Imagina un mundo donde tu reloj no es solo un accesorio de moda, sino parte de un complejo ecosistema mecánico. Louis Vuitton x De Bethune acaba de presentar el LVDB-03, un proyecto que rescata el arte olvidado de los relojes "bonitos" y cuesta tanto como una pequeña flota de superdeportivos.
Horología Es una bestia extraña. La mayoría de las veces lidiamos con milímetros, décimas de segundo y la cuestión de si el color azul de la esfera es lo suficientemente "real". Entonces llega el momento en que los dos gigantes de la moda se unen. louis vuitton Y el genio independiente de De Bethune para revivir un concepto del siglo XVIII demasiado complejo incluso para las cortes reales. Y así nació Louis Vuitton x De Bethune.


Estamos hablando del sistema. SimpáticoNo es solo un nombre publicitario para un nuevo color de correa. Es un reloj que no solo carga a su hermano pequeño, el de la muñeca, sino que también lo repara y ajusta activamente. Sin wifi ni Bluetooth, solo mecánica pura y simple que roza la magia.
El genio que durmió durante 35 años
El concepto Sympathetique fue inventado en 1795 por el legendario Abraham-Louis Breguet.
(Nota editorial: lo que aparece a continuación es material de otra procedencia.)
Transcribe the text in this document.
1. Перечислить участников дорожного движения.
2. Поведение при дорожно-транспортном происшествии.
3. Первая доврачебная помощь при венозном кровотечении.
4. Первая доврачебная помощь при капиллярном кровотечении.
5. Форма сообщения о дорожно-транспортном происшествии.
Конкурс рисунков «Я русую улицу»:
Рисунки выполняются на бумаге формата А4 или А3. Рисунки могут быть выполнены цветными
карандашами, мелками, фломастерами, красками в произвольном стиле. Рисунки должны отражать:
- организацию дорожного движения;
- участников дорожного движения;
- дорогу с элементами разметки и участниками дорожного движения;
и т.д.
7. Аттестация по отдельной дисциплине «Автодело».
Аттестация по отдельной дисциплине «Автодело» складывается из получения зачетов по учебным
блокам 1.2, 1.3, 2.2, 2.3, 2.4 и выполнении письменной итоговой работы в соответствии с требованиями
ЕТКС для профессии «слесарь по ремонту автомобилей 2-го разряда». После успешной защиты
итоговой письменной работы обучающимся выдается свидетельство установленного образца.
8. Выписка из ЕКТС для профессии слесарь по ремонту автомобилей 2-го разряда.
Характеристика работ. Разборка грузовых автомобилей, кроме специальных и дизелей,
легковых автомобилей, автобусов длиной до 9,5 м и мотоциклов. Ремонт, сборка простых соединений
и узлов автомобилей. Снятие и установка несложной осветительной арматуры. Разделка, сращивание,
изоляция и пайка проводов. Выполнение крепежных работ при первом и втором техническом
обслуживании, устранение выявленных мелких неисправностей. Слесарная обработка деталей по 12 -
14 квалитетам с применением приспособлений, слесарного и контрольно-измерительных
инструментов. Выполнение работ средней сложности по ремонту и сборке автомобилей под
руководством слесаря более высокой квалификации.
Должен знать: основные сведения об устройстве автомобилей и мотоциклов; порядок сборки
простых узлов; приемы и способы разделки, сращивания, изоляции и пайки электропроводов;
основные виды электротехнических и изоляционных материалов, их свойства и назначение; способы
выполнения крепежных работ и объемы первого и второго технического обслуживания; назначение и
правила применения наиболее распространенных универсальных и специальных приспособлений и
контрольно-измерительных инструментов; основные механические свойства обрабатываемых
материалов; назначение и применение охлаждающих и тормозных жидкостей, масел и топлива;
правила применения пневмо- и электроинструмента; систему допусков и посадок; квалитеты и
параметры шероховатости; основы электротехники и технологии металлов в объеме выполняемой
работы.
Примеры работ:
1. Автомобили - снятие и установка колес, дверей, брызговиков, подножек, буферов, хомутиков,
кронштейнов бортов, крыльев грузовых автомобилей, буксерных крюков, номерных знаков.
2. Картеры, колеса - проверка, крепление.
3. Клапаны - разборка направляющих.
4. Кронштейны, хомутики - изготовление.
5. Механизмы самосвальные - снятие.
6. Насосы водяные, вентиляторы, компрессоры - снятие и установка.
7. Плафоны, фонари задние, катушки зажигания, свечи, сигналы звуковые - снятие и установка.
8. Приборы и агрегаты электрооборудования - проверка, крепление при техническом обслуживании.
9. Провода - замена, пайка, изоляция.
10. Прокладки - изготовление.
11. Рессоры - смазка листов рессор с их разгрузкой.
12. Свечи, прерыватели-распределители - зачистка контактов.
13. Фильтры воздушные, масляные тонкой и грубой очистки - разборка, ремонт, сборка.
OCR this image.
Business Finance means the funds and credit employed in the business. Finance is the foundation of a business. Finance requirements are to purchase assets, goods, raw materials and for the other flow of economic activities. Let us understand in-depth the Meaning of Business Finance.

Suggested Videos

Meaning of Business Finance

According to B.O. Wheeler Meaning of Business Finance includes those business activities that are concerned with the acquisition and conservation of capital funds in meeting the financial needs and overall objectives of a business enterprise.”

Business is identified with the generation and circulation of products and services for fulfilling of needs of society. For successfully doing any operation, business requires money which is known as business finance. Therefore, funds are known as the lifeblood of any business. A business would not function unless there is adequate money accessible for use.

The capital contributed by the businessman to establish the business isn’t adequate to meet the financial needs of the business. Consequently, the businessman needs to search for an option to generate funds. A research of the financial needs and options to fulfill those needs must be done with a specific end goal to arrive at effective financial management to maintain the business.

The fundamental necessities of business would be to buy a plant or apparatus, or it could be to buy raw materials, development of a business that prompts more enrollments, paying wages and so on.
La idea era simple, pero tecnológicamente absurda en aquel entonces: al colocar el reloj de bolsillo en la base de un reloj de mesa por la noche, este le da cuerda durante la noche, ajusta la hora exacta y regula su mecanismo. Es como una estación de carga mecánica para el iPhone, solo que utiliza engranajes y palancas en lugar de electrones.

La última vez que alguien intentó algo así fue hace 35 años. Ahora, Denis Flageollet de De Bethune, posiblemente uno de los más grandes relojeros vivos, ha entrado en escena con Louis Vuitton. ¿El resultado? Una máquina que pesa 10 kilogramos y cuesta 4 millones de euros.
Louis Vuitton x De Bethune LVDB-03 GMT: Titanio, meteoritos y una galaxia en tu muñeca
El reloj en sí, que forma parte de este paquete, es una obra maestra en sí mismo. La caja mide 45 mm y está hecha de titanio pavonado por calor, ese característico color azul eléctrico por el que De Bethune es famoso. Las asas (las de la correa) y la corona son de platino porque, siendo sinceros, cuando se gasta tanto dinero, el titanio simplemente no es lo suficientemente prestigioso.
La esfera es una mezcla de ambos mundos. El borde está adornado con llamativos números de Louis Vuitton, mientras que el centro es un cielo estrellado de De Bethune, donde diminutas agujas de oro blanco forman una constelación con la forma de las iniciales "LV". Bajo el capó late el calibre DB2507LV con una reserva de marcha de cinco días y un indicador GMT esférico que gira dos veces al día. Es elegante, técnicamente impecable y grita: "Tengo más dinero que tiempo".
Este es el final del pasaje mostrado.